Results: There were 176,787 index episodes; 6.9% were classified as T1MI, 6.0% as acute injury/T2MI, and 26.7% as chronic injury. Although each classification was associated with an early increased risk of all-cause mortality compared with no injury (incidence rate ratio [IRR]<30 days: T1MI: 19.97 [95% confidence interval 12.50-32.69]; acute injury/T2MI: 26.51 [16.80-42.97]; chronic injury: 15.37 [10.22-23.95]), the instantaneous relative hazard for recurrent myocardial infarction was highest in those with initial T1MI (IRR<30 days: T1MI: 28.81 [22.75-36.76]; acute injury/T2MI: 10.23 [7.60-13.77]; chronic injury:5.54 [4.34-7.41]).

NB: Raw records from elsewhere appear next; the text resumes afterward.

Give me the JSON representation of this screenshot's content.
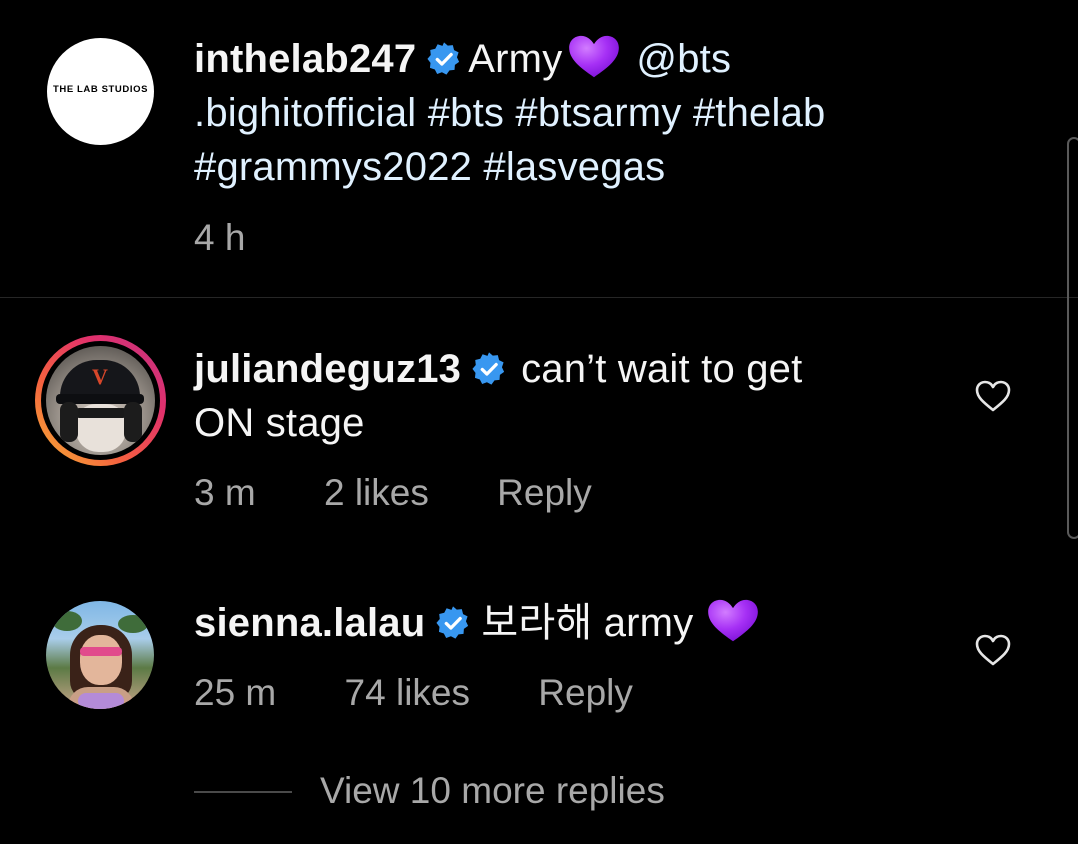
{
  "post": {
    "username": "inthelab247",
    "text_part1": "Army",
    "text_line1_tail": "@bts",
    "text_line2": ".bighitofficial #bts #btsarmy #thelab",
    "text_line3": "#grammys2022 #lasvegas",
    "time": "4 h",
    "avatar_text": "THE LAB STUDIOS",
    "emoji": "purple-heart"
  },
  "comments": [
    {
      "username": "juliandeguz13",
      "text_line1": "can’t wait to get",
      "text_line2": "ON stage",
      "time": "3 m",
      "likes": "2 likes",
      "reply": "Reply",
      "avatar_letter": "V"
    },
    {
      "username": "sienna.lalau",
      "text": "보라해 army",
      "time": "25 m",
      "likes": "74 likes",
      "reply": "Reply",
      "emoji": "purple-heart"
    }
  ],
  "view_more": "View 10 more replies",
  "colors": {
    "background": "#000000",
    "text": "#f5f5f5",
    "secondary": "#a8a8a8",
    "verified": "#3897f0",
    "emoji_heart": "#9b2cf0",
    "link": "#e0f1ff"
  },
  "icons": [
    "verified-badge-icon",
    "heart-outline-icon",
    "purple-heart-emoji"
  ]
}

In contrast, the instantaneous hazard for heart failure in those with initial acute injury/T2MI and chronic injury remained increased over long-term follow up unlike in T1MI (IRR1 3 yrs: T1MI: 5.52 [4.99-6.09]; acute injury/T2MI: 10.36 [9.51-11.30]; chronic injury:7.40 [6.90-7.94]).
Conclusions: The substantial and persistent rate of late cardiac events highlights the need to establish an evidence base for the therapeutic management of "non-T1MI" diagnostic classifications and suggests opportunity to improve late outcomes using existing and emerging therapies.